Ketiga Arya juga menjelaskan perkembangan desain dan geografis selama pembangunan proyek turut memicu pembengkakan biaya. Di tengah perjalanan pembangunan terjadi perubahan-perubahan desain karena kondisi geologis dan geografis yang berbeda.

Arya menekankan bahwa hampir semua negara mengalami hal serupa dalam pembangunan kereta cepat, khususnya untuk langkah pertama. Hal tersebut dapat dipastikan membuat pembengkakan biaya proyek kereta cepat.

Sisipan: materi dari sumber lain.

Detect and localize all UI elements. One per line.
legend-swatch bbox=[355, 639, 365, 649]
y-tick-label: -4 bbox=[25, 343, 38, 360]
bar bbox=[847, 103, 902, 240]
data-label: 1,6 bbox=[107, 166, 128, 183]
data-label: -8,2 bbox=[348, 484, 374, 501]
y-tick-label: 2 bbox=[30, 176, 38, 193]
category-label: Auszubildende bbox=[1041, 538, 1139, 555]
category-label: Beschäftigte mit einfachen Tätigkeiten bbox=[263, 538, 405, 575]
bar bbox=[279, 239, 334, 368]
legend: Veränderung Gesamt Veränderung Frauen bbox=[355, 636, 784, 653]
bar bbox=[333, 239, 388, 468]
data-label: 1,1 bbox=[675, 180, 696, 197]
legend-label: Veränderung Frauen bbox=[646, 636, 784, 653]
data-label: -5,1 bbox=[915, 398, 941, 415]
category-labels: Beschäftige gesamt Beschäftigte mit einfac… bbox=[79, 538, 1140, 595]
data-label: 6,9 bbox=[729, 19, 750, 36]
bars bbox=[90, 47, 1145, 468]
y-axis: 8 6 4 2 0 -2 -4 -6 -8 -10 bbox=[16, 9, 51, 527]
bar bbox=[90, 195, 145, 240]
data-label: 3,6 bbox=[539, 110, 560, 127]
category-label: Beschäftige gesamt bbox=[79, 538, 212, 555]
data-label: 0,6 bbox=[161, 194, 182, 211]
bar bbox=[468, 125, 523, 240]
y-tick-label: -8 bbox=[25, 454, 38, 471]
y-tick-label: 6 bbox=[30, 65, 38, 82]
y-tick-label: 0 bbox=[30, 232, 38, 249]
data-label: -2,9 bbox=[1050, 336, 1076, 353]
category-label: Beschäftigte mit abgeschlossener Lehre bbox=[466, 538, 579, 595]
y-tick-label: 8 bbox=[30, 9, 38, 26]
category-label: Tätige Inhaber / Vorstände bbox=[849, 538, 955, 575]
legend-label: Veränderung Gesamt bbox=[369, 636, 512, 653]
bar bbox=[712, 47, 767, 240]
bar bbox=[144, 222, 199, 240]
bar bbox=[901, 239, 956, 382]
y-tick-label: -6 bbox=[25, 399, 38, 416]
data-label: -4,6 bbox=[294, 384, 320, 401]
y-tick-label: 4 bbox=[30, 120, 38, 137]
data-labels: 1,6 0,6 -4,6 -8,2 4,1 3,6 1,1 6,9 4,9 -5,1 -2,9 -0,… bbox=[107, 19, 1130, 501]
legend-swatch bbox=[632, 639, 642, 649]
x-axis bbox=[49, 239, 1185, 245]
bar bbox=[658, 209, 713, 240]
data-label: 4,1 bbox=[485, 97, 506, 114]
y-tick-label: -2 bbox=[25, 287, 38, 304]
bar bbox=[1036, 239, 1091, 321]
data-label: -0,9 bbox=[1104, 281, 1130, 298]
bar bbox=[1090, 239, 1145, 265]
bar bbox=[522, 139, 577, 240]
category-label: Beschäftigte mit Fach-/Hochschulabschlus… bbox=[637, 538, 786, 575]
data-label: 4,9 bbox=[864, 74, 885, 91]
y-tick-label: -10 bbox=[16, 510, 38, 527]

Keempat, kenaikan harga tanah. "Seiring waktu ada kenaikan-kenaikan, dan itu wajar terjadi, yang membuat pembengkakan dana anggaran," kata Arya.

Berbagai faktor tersebut membuat pemerintah turut turun tangan membantu pembangunan proyek kereta cepat dengan rute perdana Jakarta-Bandung bisa terlaksana dan tepat waktu. Saat ini pelaksanaan dan progres kereta cepat itu hampir 80%.

"Mau tidak mau, supaya kereta cepat berjalan baik, kita pemerintah harus ikut memberikan pendanaan. Di mana semua negara, pemerintahnya ikut campur dalam hal pembiayaan kereta cepat, hampir semua negara," ujarnya. 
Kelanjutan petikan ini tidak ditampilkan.